Offensive interference is any act by the team that is batting to interfere with, obstruct impede, hinder or confuse any fielder attempting to make a play.
This rule is really confusing so you need to pay close attention. If the umpire calls any batter, batter- runner or a runner out for interference all other runners shall return to the last base that was legally touched at the time of the interference, unless otherwise provided in the rules. What base was last legally touched by a base runner is left to the discretion of the umpire. Keep in mind that interference does not have to be intentional.
The defense can commit interference. Defensive interference occurs when an act by a fielder hinders a batter from hitting a pitch. It is very rare for a fielder other than a catcher to interfere with a batter attempting to hit the ball. If a catcher touches the bat as the batter is attempting to swing at a pitch it is interference.
There is also umpire interference. Umpires get in the way all the time. Usually they are part of the playing field and there is nothing you can do about it. Sometimes though they interfere with the play and these are the examples.
- Umpire hinders, impedes, or prevents a catcher’s throwing attempt to retire a runner.
- When a fair ball touches an umpire in fair territory before the ball passes a fielder.
To give you an example of situation 1. The runner on first attempts to steal second base and the catcher pops up to make a throw. The slow old umpire gets hit in the face with the catcher’s throwing hand as he reaches back to make his throwing motion. Umpire interference is the call. The ball is dead and the runner must return to the base that they previously occupied.
Only the plate umpire can interfere with a catcher’s throw and it can only happen if the catcher fields the ball cleanly without having to leave their position. If the catcher has to try to slide to block the ball or bobbles it there can be no interference. If the catcher succeeds in throwing out the runner anyway there is no interference call.
An example of situation 2 would be an umpire down the first base line is lined up in fair territory and gets hit by a hard grounder before it reaches the first baseman who is playing very deep. In this situation the ball is dead and the batter is awarded first base and credited with a single.
The final way there can be interference is by a spectator. Spectator interference can only happen if a spectator reaches into the field of play. If a spectator reaches over or under a fence into the field of play the ball is dead. All runners return to the base that they last occupied safely.
Obstruction…the other way to be in the way.
The last definition that I would like to go over in the first post of this series on rules is obstruction.
Obstruction is the act of a fielder who, while not in possession of the ball, impedes the progress of
any runner. A fake tag is considered obstruction. Obstruction will be called when any player blocks a base without the ball in their possession.

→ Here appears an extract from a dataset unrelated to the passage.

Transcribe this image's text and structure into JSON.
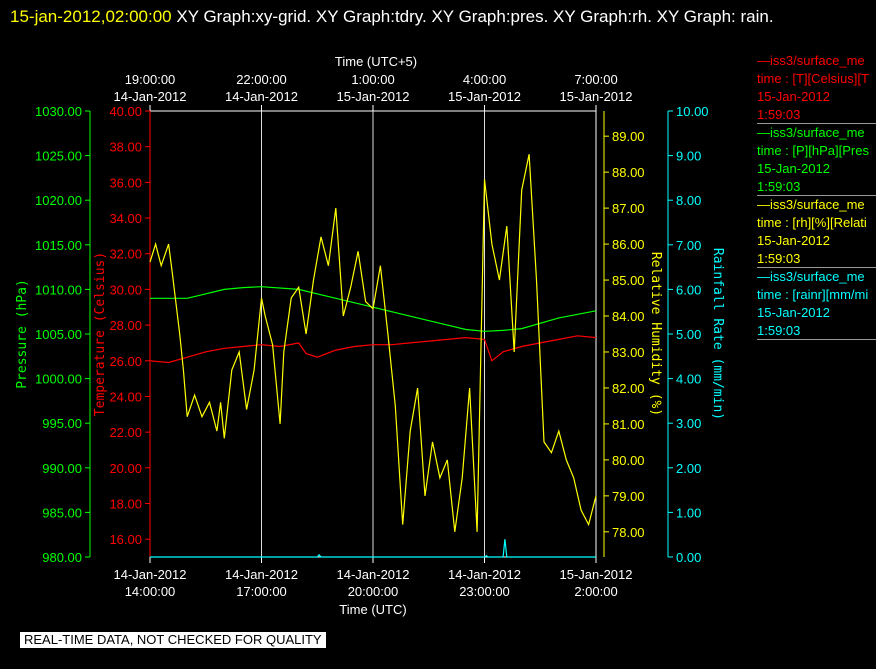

The penalty for obstruction is a little confusing. When obstruction is called the umpire will award a base that they feel the player could have reached safely if the obstruction did not occur.
If a player is sliding into a base and can’t reach that base because a fielder is in the way but doesn’t have the ball the offensive player will be awarded that base. If they get up and run to the next base then that player is on their own and can be called out if they are tagged before reaching that base safely.
Thank you for taking the time to become more informed. A good knows the rules and their rule book. I will be continuing this series with 2 more posts about obscure rules that you really should know.